If you’re an employer, you might think you have the right to polygraph new employees or your staff. However, that’s not always the case. If you’re an employee, you need to know you’re right surrounding what your employer can ask of you concerning polygraph exams.
Administering or receiving polygraph exams is serious business. The outcome of a lie detector test can change a person’s life forever, especially if it’s an adverse result. So, employers must follow best practices when implementing polygraph policies in the workplace.
Employees must understand their rights and when they can refuse a polygraph or when they have to comply with the employer’s policy. Understanding the correct use of polygraph technology in the workplace ensures a safe, productive, and compliant workforce and a favorable employee experience.
The Employee Polygraph Protection Act of 1988 forms the basis and guidelines for implementing polygraph exams at work. Whether hiring new candidates or testing their current staff, they need to comply with this legislation.

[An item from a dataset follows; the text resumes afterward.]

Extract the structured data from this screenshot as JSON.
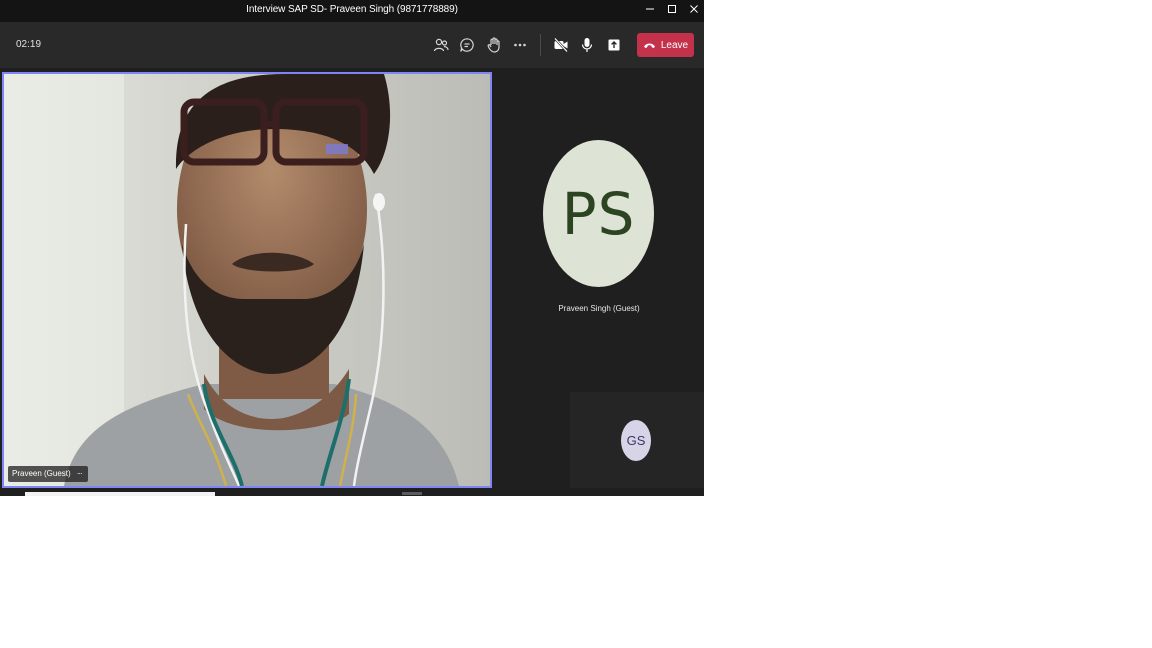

Failing to adhere to the guidelines in The Employee Polygraph Protection Act (EPPA) can have severe penalties from the employer, resulting in huge financial damages that could ruin the company. This post unpacks the specifics of the EPPA and how it regulates polygraph policies in the workplace.
What Is the Employee Polygraph Protection Act of 1988?
On June 27, then-President, Ronald Reagan signed into power The Employee Polygraph Protection Act of 1988. The Act established the guidelines for administering polygraph exams in the workplace. Until this piece of legislation was signed into law, the use of polygraph exams had no restrictions or limitations on their use in the workplace.
As a result of this “wild west” approach to the use of polygraph technology, employers used it in the hiring and firing process in many unjust ways. For instance, if the employer did not like an employee’s personality, they could use a polygraph to fire them, removing them from the workforce.
Similarly, the employer could use the polygraph in the pre-employment screening process to weed out candidates they didn’t feel were a good fit. These practices were discriminatory, causing many people to lose jobs that didn’t deserve to do so.
Also, people who were unfairly discriminated against and fired or not hired would have a mark against their name after being fired for failing a polygraph, tarnishing their reputation in their industry. The EPPA introduced restrictions on using polygraph technology in the workplace, intending to end these discriminatory practices.
The Department of Labor enforces the EPPA, governing the use of polygraphs in the workplace. Typically, it’s unlawful for employers to polygraph their employees or use it in pre-employment screening.
However, there are exemptions to these basic rules, depending on circumstances and the industry or sector in question. The EPPA also covers similar devices, such as Computer Voice Stress Analyzer (CVSA) tech, “deceptographs,” or other mechanical devices used in the diagnosis and evaluation of deceptive or dishonest behavior in the workplace.
Who Does the Employee Polygraph Protection Act Affect?
The Employee Polygraph Protection Act came into law to protect employees in the private sector. Large organizations in the public sector don’t have to comply with the provisions of the Act. Local, state, and federal government agencies don’t have to comply with the legislation due to the sensitivity of the information handled by the employees.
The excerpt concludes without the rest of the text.